In dem Bericht von 2011, der 2012 ausgeliefert wurde, hieß es, dass der BER zu weit über 90 Prozent fertiggestellt ist.

[Christopher Lauer (PIRATEN): Ja!]

Jetzt rechne ich mal ein bisschen zugunsten des Senats. Ich nehme mal an, dass es damals 92 Prozent waren, und jetzt sind es 98 Prozent. Man kann behaupten, dass irgendwas vorangeht. Allein, es ist nicht zu sehen, und das, was uns hier mitgeteilt wird, lässt auch nichts Gutes hoffen. Selbst wenn dort in den vergangenen zwei Jahren ein bisschen weitergebaut wurde: Stellen Sie sich vor, es wäre ein Auto, das nicht fährt. Wie fertiggestellt ist das? Das ist überhaupt nicht fertiggestellt, das ist funktionsuntüchtig. Uns nützen nicht Prozentzahlen zur baulichen Fertigstellung – wie viel Beton das ist –, wenn nichts funktioniert.

[Beifall bei den GRÜNEN]

Insofern sind diese Jubelarien in dem Geschäftsbericht deutlich übertrieben.

Etwas, was nicht funktioniert! Und da komme ich noch mal zu dem Brief von Herrn Marks, der hier von Sanierung im Bestand spricht. Das klingt so, als ob das eine Investruine ist. Sanierung im Bestand! Was haben Sie da zwei Jahre lang gemacht? Herr Wowereit! Das wollen wir von Ihnen wissen.

[Zurufe von den PIRATEN]

(Vizepräsident Andreas Gram)

Wir haben in diesem Antrag ein paar Fragen aufgeschrieben. Das ist zum einen die Kostenfrage. Das ist zum anderen die Frage nach den Strukturen. Die müssen verändert werden. Dazu sei angemerkt: Wir haben hier schon eine Menge Anträge gestellt. Wir haben z. B. schon beantragt, dass der Regierende Bürgermeister abtreten muss. Das hat er inzwischen gemacht.

[Beifall bei den GRÜNEN – Zurufe von der SPD: Ha, ha! – Heiterkeit bei den GRÜNEN, der LINKEN und den PIRATEN]
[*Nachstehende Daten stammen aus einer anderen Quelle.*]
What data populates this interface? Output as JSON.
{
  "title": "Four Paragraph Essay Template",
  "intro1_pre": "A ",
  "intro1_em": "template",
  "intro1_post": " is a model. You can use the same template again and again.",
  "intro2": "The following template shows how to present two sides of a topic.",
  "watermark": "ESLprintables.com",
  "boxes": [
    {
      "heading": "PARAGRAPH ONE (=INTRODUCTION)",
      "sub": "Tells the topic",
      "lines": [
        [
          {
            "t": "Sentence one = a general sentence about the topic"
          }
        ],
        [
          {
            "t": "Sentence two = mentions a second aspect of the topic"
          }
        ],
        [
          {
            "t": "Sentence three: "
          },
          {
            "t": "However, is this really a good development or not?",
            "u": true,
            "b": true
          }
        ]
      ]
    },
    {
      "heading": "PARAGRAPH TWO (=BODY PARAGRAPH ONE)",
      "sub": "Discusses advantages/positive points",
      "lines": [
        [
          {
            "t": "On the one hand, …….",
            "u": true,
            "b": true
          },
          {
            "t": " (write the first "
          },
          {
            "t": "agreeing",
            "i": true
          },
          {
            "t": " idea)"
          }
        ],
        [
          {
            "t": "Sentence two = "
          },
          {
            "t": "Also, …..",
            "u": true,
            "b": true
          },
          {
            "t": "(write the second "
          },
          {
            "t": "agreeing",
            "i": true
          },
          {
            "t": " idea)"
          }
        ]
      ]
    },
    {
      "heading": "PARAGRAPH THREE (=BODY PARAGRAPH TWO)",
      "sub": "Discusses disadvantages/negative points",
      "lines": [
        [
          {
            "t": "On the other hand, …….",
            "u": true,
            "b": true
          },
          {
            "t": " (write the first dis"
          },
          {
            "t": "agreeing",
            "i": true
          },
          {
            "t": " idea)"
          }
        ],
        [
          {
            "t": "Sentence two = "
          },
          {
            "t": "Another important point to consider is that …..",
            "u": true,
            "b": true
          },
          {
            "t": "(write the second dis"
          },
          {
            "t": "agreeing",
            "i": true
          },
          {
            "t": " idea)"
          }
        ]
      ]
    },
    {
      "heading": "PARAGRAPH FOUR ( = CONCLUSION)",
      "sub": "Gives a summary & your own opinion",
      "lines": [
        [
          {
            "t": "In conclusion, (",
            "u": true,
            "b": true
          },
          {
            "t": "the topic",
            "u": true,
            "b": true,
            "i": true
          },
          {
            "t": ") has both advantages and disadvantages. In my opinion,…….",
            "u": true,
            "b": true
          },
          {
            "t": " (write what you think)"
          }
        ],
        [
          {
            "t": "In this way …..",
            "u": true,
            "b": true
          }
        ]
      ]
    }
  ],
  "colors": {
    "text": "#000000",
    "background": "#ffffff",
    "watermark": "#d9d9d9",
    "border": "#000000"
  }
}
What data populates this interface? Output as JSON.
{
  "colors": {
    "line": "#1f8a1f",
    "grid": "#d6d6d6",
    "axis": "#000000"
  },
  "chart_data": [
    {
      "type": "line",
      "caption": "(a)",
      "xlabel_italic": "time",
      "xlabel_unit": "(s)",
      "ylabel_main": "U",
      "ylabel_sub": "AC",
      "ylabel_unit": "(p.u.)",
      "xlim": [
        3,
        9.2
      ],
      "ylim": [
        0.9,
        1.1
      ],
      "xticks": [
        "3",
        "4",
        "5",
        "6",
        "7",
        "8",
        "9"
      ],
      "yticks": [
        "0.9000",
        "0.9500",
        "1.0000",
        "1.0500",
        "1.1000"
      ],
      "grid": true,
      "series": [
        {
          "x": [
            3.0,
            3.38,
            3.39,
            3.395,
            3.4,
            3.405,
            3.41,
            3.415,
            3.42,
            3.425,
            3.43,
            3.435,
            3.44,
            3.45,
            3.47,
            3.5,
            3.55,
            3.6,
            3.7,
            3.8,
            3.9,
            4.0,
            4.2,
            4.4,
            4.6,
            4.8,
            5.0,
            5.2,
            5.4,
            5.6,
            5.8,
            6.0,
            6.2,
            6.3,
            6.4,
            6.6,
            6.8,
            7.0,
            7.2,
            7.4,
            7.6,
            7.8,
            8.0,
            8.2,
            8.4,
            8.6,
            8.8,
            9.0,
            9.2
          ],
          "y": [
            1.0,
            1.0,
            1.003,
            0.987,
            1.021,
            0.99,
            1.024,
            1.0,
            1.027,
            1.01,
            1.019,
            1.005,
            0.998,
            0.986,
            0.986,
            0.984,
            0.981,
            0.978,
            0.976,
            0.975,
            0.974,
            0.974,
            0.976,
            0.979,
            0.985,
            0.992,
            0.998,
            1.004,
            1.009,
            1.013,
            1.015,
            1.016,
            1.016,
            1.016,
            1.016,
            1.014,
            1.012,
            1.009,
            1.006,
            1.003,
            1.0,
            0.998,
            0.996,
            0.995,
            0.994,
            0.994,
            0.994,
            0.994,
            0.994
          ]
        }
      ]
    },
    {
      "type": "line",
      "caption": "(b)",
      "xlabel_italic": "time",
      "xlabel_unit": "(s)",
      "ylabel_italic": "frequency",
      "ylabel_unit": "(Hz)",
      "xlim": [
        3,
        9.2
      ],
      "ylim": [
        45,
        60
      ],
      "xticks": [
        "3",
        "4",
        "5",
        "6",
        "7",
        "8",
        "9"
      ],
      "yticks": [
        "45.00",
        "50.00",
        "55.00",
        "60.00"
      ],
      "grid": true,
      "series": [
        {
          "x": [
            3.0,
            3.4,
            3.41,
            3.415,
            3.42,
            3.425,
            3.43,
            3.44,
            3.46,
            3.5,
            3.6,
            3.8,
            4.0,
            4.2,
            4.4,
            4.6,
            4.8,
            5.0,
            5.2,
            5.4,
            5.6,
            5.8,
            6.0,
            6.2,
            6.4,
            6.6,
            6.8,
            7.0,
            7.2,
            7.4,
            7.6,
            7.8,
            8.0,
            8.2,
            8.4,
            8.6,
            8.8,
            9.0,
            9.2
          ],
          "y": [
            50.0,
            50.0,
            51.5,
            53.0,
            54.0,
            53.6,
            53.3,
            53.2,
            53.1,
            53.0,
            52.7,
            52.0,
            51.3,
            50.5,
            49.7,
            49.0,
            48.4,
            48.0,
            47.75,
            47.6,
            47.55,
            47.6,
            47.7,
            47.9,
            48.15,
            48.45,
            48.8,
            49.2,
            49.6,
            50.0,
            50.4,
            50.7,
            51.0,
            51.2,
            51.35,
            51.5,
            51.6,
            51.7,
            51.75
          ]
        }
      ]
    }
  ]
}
Wir haben hier beantragt, dass die Flughafengesellschaft einen Finanzvorstand bekommt. Der ist inzwischen da. Wir haben hier beantragt, dass der Aufsichtsrat qualifiziert werden muss. Immerhin soll jetzt symbolisch im Roten Rathaus ein Bauingenieur tätig werden.

[Beifall bei den GRÜNEN – Zurufe von den GRÜNEN: Hu!]

Das ist zwei Milliarden zu spät. Aber immerhin, das ist uns gelungen.

[Beifall bei den GRÜNEN]

Und wir haben als Bündnis 90/Die Grünen verlangt, dass es ein externes Controlling geben soll, was den Aufsichtsrat unterstützt. Das ist noch nicht da, aber zumindest haben sich die anderen Gesellschafter – der Bund und Brandenburg – diese Forderung zu eigen gemacht. Und ich sage Ihnen: Das wird auch noch kommen.

[Beifall bei den GRÜNEN]

Lassen Sie mich noch auf drei andre Punkte aus dem Antrag eingehen: Wir wollen wissen, was mit dem Aufsichtsrat wird, wenn Herr Wowereit weg ist. Ich glaube, darüber muss man sich Gedanken machen, und das muss man jetzt tun. Vorhin in der Fragestunde habe ich nach dem neuen Staatssekretär für Infrastruktur gefragt. Sie erinnern sich: Das war hier mal die Koalition der Infrastruktur. So sind hier SPD und CDU mal angetreten.

[Heiterkeit bei den GRÜNEN und der LINKEN]

Da ist ja nichts passiert.

[Ajibola Olalowo (GRÜNE): Nur Baustellen!]

Das wäre ja vielleicht für Sie eine Chance, das strukturell neu zu organisieren, sodass Sie noch die Koalition werden, die wenigstens mal von Infrastruktur gehört hat. Diese Chance besteht.